Is it possible to figure out how we're being profiled online?
This past July, I spent a quality week getting rained out in a series of brainstorms by alpha data geeks at the Pacific Northwest BI & Analytics Summit in Rogue River, Oregon. Among the many things I failed to understand fully there was how much, or how well, we could know about how the commercial sites and services of the online world deal with us, based on what they gather about us, on the fly or over time, as we interact with them.

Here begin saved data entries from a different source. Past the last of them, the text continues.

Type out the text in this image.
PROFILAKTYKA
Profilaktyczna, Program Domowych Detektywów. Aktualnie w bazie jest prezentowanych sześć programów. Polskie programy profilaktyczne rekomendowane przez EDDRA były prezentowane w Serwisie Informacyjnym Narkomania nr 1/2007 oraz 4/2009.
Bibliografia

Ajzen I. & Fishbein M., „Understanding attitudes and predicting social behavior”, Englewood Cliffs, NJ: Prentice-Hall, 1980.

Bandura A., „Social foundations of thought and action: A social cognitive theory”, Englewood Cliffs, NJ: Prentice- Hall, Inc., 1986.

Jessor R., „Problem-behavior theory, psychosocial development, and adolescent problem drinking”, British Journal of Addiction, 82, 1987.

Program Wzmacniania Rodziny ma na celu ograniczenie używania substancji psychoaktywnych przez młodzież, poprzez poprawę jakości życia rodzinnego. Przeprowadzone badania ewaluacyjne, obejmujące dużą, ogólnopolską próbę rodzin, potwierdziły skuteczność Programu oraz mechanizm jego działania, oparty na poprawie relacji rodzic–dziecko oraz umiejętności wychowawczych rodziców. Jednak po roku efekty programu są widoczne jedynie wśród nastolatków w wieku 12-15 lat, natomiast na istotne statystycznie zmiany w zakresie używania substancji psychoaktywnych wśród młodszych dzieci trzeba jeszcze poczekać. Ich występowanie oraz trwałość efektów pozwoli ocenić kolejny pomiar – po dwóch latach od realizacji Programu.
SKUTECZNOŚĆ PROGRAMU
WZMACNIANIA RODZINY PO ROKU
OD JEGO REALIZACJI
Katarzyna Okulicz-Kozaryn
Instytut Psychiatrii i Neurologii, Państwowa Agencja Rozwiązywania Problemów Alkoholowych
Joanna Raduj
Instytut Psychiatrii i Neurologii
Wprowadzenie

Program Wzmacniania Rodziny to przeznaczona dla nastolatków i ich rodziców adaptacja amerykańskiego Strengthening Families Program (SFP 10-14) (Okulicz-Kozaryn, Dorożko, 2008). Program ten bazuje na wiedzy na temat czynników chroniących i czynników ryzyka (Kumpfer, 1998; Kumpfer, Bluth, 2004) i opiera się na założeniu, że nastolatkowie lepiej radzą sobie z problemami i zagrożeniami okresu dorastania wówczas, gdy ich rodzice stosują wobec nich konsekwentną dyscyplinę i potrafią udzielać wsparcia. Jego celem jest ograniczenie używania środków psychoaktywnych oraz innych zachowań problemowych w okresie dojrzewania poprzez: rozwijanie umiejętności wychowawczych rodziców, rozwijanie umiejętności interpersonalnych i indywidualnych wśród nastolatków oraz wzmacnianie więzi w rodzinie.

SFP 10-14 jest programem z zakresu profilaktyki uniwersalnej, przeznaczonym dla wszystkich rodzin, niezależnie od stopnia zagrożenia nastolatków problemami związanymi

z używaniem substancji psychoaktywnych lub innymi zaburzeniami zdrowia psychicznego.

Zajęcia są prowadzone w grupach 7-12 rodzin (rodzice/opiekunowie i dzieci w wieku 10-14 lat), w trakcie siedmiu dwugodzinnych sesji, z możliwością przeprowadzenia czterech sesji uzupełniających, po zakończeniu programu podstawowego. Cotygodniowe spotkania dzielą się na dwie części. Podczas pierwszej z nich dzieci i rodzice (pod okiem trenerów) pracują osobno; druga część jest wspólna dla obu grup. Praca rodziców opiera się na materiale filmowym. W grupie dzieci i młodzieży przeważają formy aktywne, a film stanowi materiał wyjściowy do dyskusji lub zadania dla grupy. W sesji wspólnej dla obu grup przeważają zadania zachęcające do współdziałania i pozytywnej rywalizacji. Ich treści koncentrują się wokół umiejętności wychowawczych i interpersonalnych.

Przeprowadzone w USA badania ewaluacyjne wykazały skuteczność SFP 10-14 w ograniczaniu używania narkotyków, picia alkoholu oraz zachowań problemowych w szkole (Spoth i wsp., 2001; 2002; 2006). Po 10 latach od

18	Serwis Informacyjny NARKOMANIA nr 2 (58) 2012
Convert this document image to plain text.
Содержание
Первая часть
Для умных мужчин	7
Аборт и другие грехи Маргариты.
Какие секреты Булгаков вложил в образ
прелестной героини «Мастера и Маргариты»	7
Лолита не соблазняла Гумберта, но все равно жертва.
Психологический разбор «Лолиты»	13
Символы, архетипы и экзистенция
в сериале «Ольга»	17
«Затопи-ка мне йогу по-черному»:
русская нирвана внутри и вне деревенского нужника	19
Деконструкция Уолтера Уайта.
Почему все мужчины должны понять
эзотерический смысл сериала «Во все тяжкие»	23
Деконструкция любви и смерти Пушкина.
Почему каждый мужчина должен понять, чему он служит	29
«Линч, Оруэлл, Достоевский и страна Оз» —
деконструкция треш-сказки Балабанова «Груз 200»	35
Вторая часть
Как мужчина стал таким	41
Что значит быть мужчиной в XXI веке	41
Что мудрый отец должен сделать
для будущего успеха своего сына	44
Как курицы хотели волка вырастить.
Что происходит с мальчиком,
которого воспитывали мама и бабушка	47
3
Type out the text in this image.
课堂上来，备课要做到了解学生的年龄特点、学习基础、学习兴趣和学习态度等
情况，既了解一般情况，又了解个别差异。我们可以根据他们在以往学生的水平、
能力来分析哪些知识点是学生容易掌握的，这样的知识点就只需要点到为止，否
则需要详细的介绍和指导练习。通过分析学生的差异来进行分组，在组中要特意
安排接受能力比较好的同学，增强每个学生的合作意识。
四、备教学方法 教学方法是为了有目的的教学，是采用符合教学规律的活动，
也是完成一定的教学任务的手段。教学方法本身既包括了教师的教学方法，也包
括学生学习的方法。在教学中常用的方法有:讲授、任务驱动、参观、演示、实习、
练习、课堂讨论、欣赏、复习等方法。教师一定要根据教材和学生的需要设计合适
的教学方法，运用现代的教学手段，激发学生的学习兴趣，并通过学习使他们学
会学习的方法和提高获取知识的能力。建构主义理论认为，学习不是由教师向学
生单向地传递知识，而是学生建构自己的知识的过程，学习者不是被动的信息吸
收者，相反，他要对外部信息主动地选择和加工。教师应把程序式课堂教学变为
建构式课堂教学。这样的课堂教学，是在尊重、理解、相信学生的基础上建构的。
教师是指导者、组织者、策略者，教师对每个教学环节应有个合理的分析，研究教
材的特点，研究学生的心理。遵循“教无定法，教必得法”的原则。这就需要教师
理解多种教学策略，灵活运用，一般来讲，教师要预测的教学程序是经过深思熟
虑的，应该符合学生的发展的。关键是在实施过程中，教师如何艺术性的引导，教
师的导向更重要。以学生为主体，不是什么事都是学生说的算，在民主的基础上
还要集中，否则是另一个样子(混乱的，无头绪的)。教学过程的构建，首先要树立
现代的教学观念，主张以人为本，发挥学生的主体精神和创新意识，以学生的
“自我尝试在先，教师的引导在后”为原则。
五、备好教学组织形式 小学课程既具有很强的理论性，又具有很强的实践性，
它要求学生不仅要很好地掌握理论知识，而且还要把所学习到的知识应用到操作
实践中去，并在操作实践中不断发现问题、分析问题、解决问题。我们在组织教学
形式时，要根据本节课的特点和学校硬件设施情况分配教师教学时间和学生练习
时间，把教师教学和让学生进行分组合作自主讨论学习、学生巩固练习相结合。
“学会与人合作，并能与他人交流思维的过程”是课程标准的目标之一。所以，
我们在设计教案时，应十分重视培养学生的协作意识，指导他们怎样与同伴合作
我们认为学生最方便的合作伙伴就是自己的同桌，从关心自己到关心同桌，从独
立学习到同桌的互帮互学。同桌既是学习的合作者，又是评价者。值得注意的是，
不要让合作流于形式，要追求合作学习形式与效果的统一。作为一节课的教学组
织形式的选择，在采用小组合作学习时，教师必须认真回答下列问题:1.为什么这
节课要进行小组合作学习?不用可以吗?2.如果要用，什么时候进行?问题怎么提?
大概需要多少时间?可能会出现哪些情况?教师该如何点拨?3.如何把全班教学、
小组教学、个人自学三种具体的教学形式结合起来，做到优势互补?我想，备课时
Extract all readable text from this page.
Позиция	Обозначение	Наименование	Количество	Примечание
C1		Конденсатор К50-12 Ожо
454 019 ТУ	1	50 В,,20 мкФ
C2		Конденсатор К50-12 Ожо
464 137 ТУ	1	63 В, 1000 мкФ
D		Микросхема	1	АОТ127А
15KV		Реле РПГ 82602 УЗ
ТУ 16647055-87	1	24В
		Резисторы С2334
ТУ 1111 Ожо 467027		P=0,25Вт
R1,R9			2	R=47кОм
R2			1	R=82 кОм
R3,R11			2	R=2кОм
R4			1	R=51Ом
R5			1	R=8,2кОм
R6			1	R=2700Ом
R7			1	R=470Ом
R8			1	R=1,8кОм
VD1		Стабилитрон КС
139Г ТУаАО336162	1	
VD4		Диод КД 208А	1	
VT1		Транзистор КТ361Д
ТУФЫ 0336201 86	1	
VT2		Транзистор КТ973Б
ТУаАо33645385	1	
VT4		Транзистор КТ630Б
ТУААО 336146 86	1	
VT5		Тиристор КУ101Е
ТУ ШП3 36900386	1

The short answer was "not much". But none of the experts I talked to said "Don't bother trying." On the contrary, the consensus was that the sums of data gathered by most companies are (in the words of one expert) "spaghetti balls" that are hard, if not possible, to unravel completely. More to my mission in life and work, they said it wouldn't hurt to have humans take some interest in the subject.
In fact, that was pretty much why I was invited there, as a Special Guest. My topic was "When customers are in full command of what companies do with their data—and data about them". As it says at that link, "The end of this story...is a new beginning for business, in a world where customers are fully in charge of their lives in the marketplace—both online and off: a world that was implicit in both the peer-to-peer design of the Internet and the nature of public markets in the pre-industrial world."
Obviously, this hasn't happened yet.
This became even more obvious during a break when I drove to our AirBnB nearby. By chance, my rental car radio was tuned to a program called From Scurvy to Surgery: The History Of Randomized Trials. It was an Innovation Hub interview with Andrew Leigh, Ph.D. (@ALeighMP), economist and member of the Australian Parliament, discussing his new book, Randomistas: How Radical Researchers Are Changing Our World (Yale University Press, 2018). At one point, Leigh reported that "One expert says, 'Every pixel on Amazon's home page has had to justify its existence through a randomized trial.'"
I thought, Wow. How much of my own experience of Amazon has been as a randomized test subject? And can I possibly be in anything even remotely close to full charge of my own life inside Amazon's vast silo?